Los Tolomeos fueron «salutistas» y dieron un constante impulso a la Medicina. Ya no dependía de las geniales intuiciones de hombres aislados, sino que se había vuelto un hecho  de  escuela,  de  laboratorio  y  de investigaciones colectivas. Esto no impidió a Herofilo destacar con sus estudios sobre la materia cerebral.

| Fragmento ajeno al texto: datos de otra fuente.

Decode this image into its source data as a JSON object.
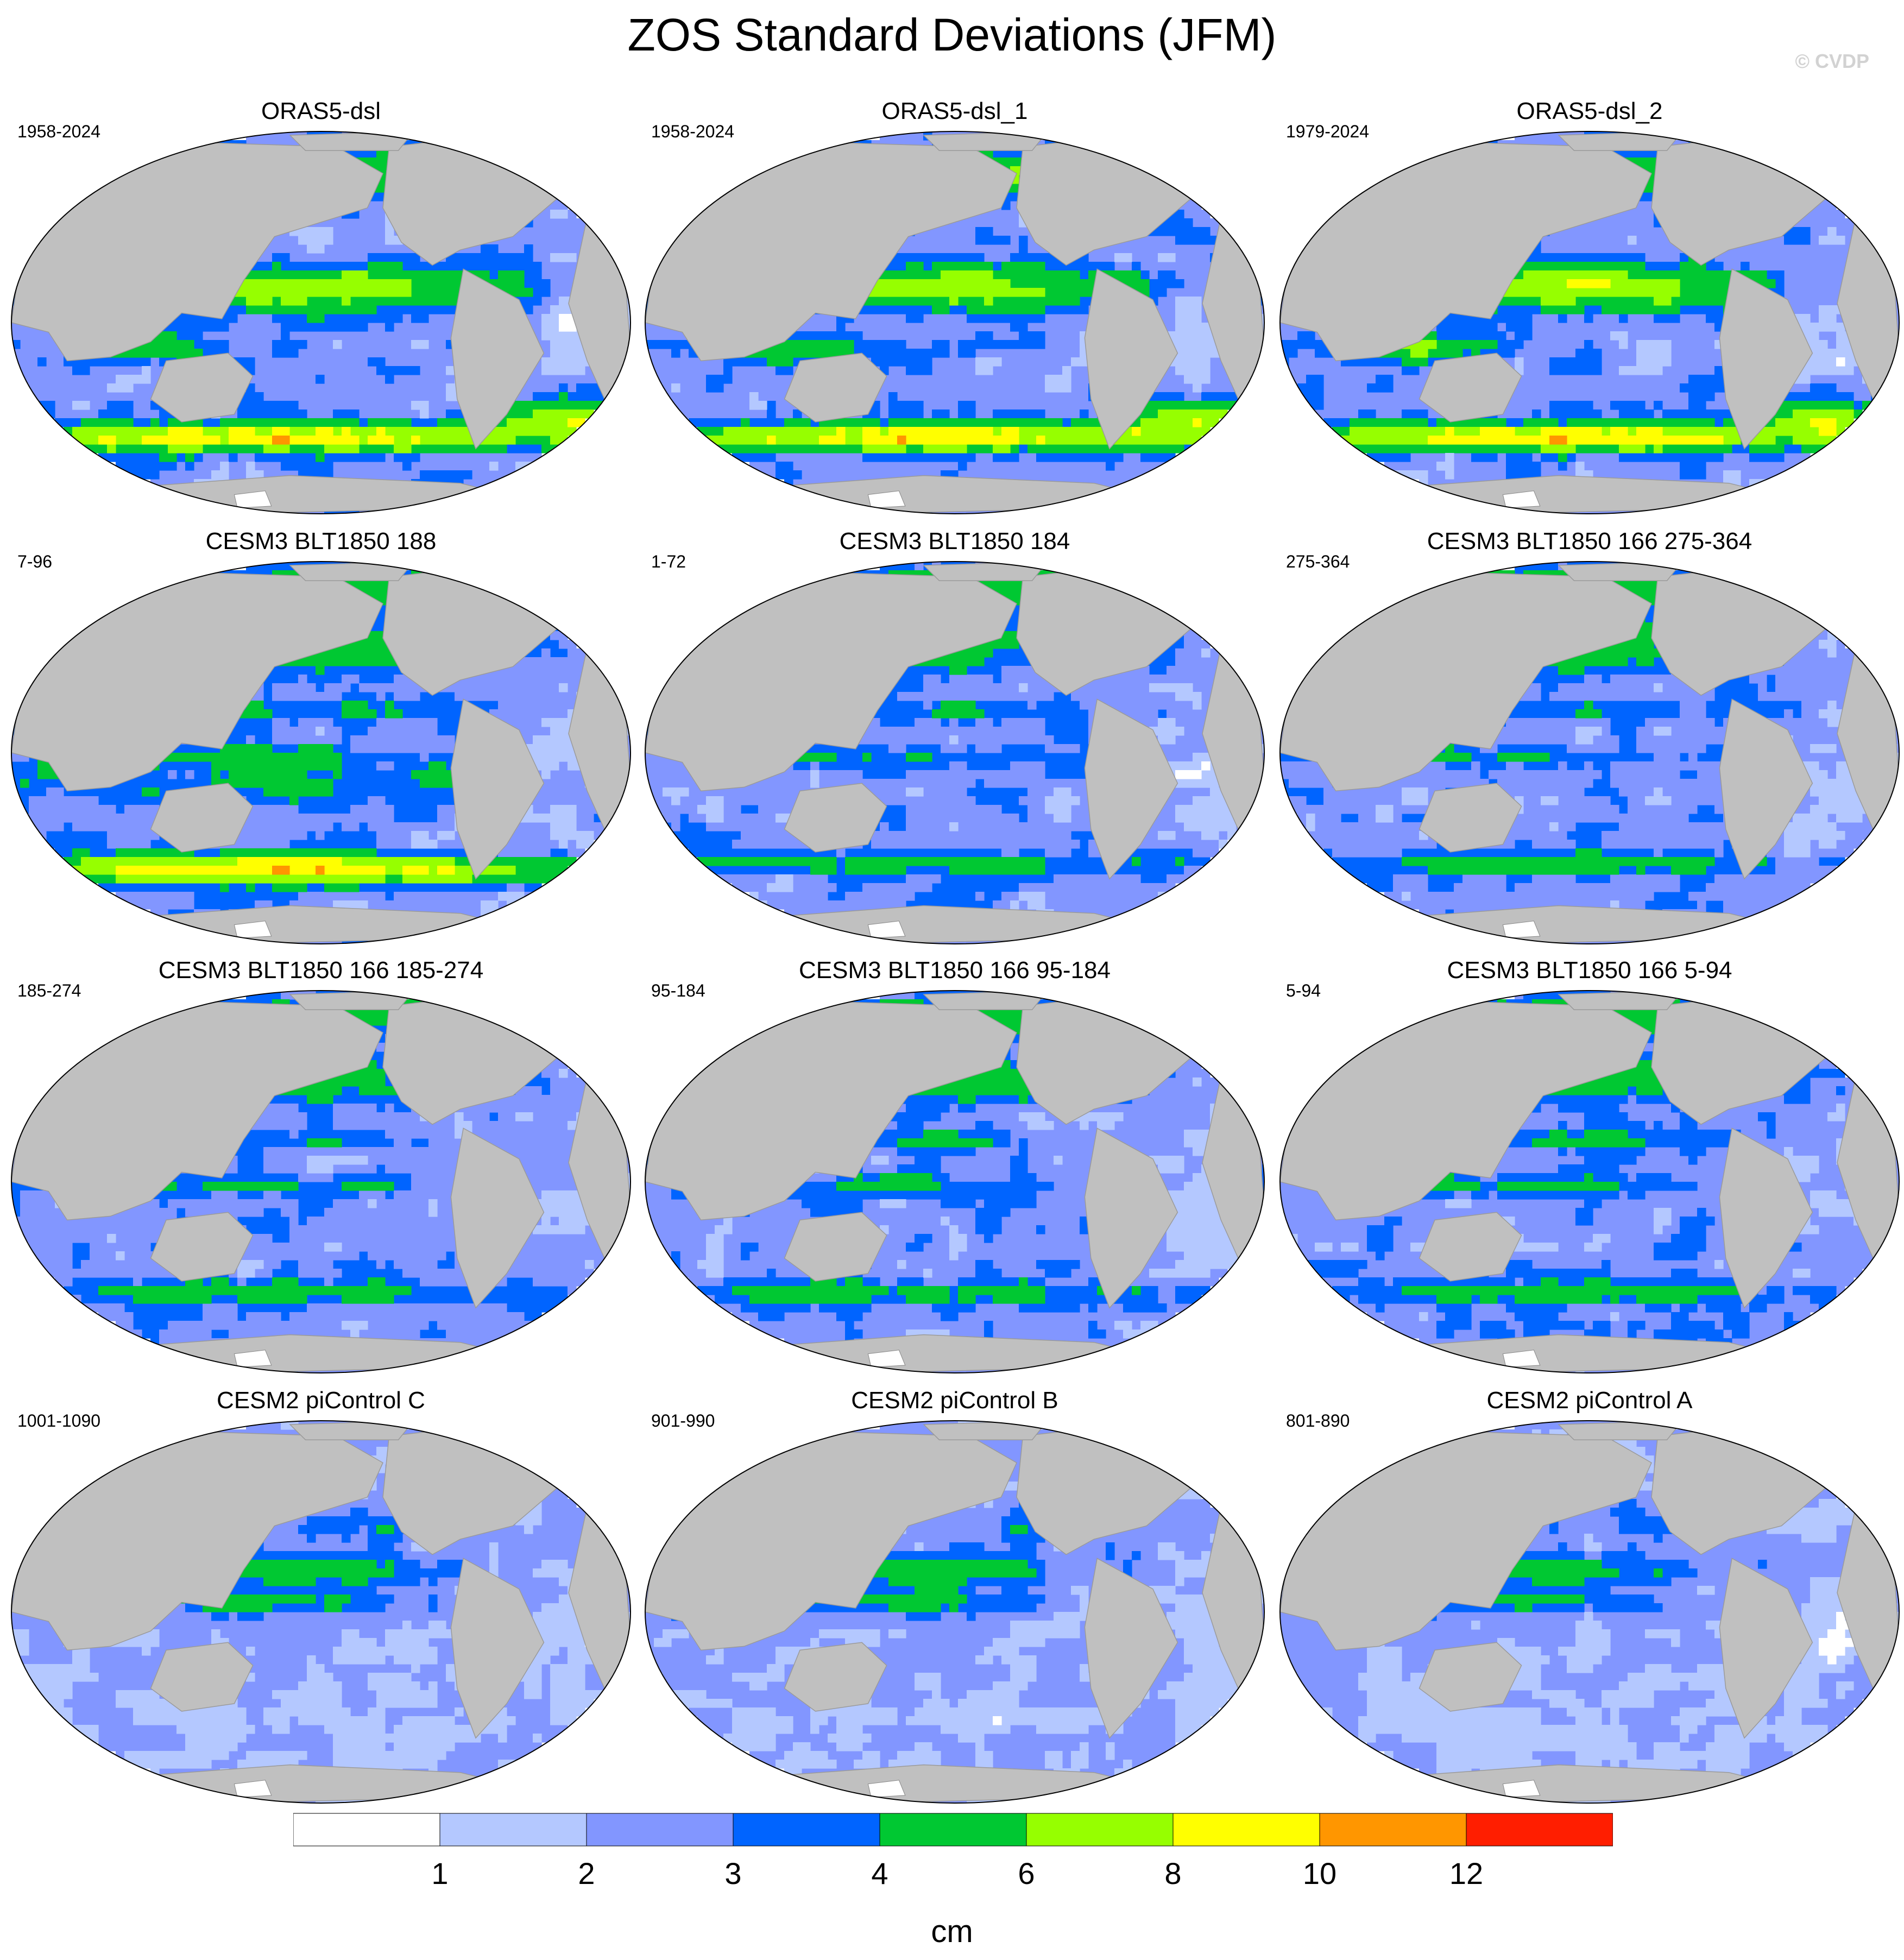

Los desarrolló sobre cerebros disecados, descubrió el  funcionamiento  de  las meninges y  trazó una primera y rudimentaria distinción entre el  sistema nervioso cerebral y el espinal.  Halló la diferencia entre venas y arterias y proporcionó a  la  diagnosis el más elemental, pero asimismo el más necesario de todos los elementos: la medición de la fiebre mediante el pulso, cuyos latidos contaba con una clepsidra de agua. Fue él quien bautizó al duodeno y quien echó los cimientos de la obstetricia.


Sólo tuvo un rival en Hetisístrato, que fue una especie de Pende  por  la  importancia  que  atribuyó al sistema glandular. Tuvo una vaga intuición del metabolismo basal y anticipó las grandes leyes de la higiene. 



Estos científicos y sus colegas menores confirieron a la Medicina un altísimo prestigio, que hacía casi sagrado a quien la practicaba. Al siglo de los dramaturgos y de los filósofos seguía el de los doctores.